COOKE, THOMAS (1807–1868), optician, the son of a poor shoemaker, was born at Allerthorpe in the East Riding of Yorkshire on 8 March 1807. His education was limited to two years at the national school, after which he was put to his father's trade. Poring over the narrative of Captain Cook's voyages, he was fired with the desire to emulate them. He studied navigation diligently, and was on the point of engaging himself for a seaman, when his mother's tears persuaded him to seek a less distant livelihood. Renewed application fitted him, at the age of sixteen, to open a school in his native village, which he continued until his removal to York about 1829. There, during seven years, he supported himself by teaching, while his spare moments were devoted to the study of mathematics and practical mechanics. Optics attracted him, and his first effort towards telescope-construction was with one of the reflecting kind. But the requisite metals cost money, and he turned to refractors, finding cheap material in the bottom of a common drinking-glass. Methods of shaping and polishing were gradually contrived, and, after a laborious process of self-initiation, he at length succeeded in producing a tolerable achromatic, afterwards purchased by Professor Phillips of Oxford, his constant friend and patron. He was now induced, by offers of countenance from many quarters, to enter upon business as an optician.

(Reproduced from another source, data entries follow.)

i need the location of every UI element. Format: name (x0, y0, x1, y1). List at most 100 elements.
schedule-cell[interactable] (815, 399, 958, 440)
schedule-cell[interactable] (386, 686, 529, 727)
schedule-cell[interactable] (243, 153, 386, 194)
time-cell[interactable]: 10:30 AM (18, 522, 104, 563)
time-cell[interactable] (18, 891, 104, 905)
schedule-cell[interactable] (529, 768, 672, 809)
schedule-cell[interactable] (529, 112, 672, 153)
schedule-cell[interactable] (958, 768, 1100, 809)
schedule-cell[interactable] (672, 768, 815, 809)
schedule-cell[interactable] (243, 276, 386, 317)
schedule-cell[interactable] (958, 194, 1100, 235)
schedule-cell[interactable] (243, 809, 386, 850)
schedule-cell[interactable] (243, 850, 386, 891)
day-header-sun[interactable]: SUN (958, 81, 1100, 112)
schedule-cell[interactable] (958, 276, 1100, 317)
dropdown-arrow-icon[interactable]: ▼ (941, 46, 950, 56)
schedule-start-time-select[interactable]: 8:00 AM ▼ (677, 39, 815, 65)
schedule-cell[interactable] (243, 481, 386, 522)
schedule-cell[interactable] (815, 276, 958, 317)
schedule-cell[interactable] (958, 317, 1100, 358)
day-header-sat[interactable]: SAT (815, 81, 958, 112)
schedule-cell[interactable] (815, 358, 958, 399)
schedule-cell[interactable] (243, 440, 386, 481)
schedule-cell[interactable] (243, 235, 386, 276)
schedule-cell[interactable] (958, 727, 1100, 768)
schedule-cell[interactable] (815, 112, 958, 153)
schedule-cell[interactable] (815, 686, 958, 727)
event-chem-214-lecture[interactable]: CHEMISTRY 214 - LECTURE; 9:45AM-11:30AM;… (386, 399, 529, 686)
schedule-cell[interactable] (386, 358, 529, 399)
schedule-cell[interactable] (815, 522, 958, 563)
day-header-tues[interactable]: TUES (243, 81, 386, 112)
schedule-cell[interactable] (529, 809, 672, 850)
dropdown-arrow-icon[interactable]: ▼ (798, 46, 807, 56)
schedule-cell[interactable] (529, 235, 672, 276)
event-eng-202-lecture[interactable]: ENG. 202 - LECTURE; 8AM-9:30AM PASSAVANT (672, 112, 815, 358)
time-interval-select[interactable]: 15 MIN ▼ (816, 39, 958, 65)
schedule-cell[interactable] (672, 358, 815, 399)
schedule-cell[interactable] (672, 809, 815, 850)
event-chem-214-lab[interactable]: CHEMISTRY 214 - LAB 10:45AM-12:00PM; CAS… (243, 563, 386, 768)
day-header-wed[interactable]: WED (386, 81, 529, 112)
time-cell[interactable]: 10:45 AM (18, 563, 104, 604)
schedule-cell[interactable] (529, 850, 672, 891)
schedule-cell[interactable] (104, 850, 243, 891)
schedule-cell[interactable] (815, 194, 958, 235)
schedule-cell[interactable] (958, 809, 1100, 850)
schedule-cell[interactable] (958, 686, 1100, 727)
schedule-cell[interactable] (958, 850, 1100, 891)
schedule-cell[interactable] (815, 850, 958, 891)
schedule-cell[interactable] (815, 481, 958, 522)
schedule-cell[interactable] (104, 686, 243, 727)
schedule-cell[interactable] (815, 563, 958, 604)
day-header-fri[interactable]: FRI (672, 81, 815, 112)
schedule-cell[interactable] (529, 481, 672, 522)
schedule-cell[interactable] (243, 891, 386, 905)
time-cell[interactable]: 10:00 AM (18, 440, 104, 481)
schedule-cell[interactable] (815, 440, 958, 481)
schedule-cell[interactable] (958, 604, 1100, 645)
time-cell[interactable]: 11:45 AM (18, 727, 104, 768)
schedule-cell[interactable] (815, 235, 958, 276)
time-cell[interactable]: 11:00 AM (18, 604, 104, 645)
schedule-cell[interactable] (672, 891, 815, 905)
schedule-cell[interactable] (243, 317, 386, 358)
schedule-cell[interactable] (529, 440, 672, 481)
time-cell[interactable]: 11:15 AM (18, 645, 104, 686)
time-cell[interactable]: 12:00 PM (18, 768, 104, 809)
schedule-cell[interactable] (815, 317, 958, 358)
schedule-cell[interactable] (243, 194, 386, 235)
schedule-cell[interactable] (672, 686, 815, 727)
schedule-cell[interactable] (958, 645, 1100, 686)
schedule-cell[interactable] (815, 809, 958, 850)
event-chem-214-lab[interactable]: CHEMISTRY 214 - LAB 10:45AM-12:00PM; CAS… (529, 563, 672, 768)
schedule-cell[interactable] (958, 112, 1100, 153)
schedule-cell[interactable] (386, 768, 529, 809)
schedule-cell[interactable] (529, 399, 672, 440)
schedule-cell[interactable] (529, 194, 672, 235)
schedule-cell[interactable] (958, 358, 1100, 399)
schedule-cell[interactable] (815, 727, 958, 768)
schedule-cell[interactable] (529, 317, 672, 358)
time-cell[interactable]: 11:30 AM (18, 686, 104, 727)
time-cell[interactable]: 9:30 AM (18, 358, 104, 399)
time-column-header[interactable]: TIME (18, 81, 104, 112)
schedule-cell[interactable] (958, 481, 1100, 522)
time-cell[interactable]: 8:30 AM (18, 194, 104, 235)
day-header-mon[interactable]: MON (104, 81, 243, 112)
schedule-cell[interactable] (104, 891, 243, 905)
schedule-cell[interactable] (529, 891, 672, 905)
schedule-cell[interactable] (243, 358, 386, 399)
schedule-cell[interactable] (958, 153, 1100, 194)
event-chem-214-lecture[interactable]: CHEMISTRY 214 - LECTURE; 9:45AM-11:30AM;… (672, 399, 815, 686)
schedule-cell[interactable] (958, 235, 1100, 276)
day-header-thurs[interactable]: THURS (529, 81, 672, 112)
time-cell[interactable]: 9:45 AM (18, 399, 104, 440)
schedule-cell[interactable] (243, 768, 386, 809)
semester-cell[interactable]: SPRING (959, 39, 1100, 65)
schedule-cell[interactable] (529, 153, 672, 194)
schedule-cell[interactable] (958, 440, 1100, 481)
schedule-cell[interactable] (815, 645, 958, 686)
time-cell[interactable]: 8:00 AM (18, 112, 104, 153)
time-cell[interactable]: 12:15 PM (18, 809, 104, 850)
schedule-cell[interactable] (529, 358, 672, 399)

His first important order was from Mr. William Gray, F.R.S., for a 4½-inch equatorial, and so effectually had glass manufacture in England been obstructed by an oppressive excise duty, that the undertaking was then regarded as of no small moment. It was succeeded in 1851 by a commission from Mr. Pattinson of Gateshead for one of seven inches aperture, lent in 1856 to Professor Piazzi Smyth for his celebrated expedition to Teneriffe. Its successful execution added so much to Cooke's reputation and business that an extension of his premises became necessary. He accordingly erected new workshops, afterwards known as the Buckingham Works, in Bishop-hill, York, and removed his establishment thither in 1855. It consisted at that time of five or six workmen and one apprentice; when he died above one hundred persons were in his employment.

The enterprise by which he gained European celebrity was undertaken in September 1863. In the previous year Alvan Clark of Boston had turned out a refractor of 18½-inches aperture. Mr. Newall, a manufacturer of submarine cables at Gateshead, now committed to Cooke the onerous task of producing one of no less than twenty-five inches. So considerable an advance in size involved difficulties overcome only by unremitting patience and ingenuity. The destruction of colour was rendered highly arduous by the magnitude of the lenses, and their weight menaced at every moment the permanence of their figure. The optical part of the commission was completed early in 1868. A huge object-glass, twenty-five inches across and of the highest quality in form and finish, was ready to be placed in the tube. But its maker, worn out by the anxieties attendant on so vast an undertaking, died on 19 Oct. 1868. The great telescope was mounted in the following year. It is still the largest, and is believed to be the best refractor in the United Kingdom, though its qualities have been obscured by the murky air of Gateshead. Among the novelties introduced in its fittings was that of the illumination, by means of Geissler vacuum-tubes, both of micrometer-wires and circle-graduations. A seven-inch transit-instrument formed an adjunct to it.

Cooke has been called the ‘English Fraunhofer.’ He restored to this country some portion of its old supremacy in practical optics. He brought the system of equatorial mounting very near to its present perfection. The convenience of observers had never before been so carefully studied as by him, and observation owes to his inventive skill much of its present facility. By his application of steam to the grinding and polishing of lenses their production was rendered easy and cheap and their quality sure. His object-glasses were pronounced by the late Mr. Dawes (perhaps the highest authority then living) ‘extremely fine, both in definition and colour’ (Monthly Notices, xxv. 231). And the facility given by his method to their construction brought comparatively large instruments within the reach of an extensive class of amateur astronomers.

A pair of five-foot transits, constructed by Cooke for the Indian Trigonometrical Survey, were described by Lieutenant-colonel Strange before the Royal Society on 16 Feb. 1867 (Proc. R. Soc. xv. 385). They were among the largest portable instruments of their class, the telescopes possessing a clear aperture of five inches.

Cooke invented an automatic engine, of excellent performance, for the graduation of circles, and was the first to devise machinery for engraving figures upon them. He perfected the astronomical clock, and built nearly one hundred turret-clocks for public institutions and churches. Admirable workmanship was combined, in all his instruments, with elegance of form, while the thoroughness characteristic of his methods was exemplified in the practice adopted by him of cutting his own tools and casting his own metals. Simplicity, truthfulness, and modesty distinguished his private character. He was admitted a member of the Royal Astronomical Society in 1859, and contributed to its proceedings a paper, ‘On a new Driving-clock for Equatorials’ (Monthly Notices, xxviii. 210). He left two sons, well qualified to carry on his business.

[Monthly Notices, xxix. 130; Athenæum, 1868, ii. 534; Les Mondes, xviii. 331.]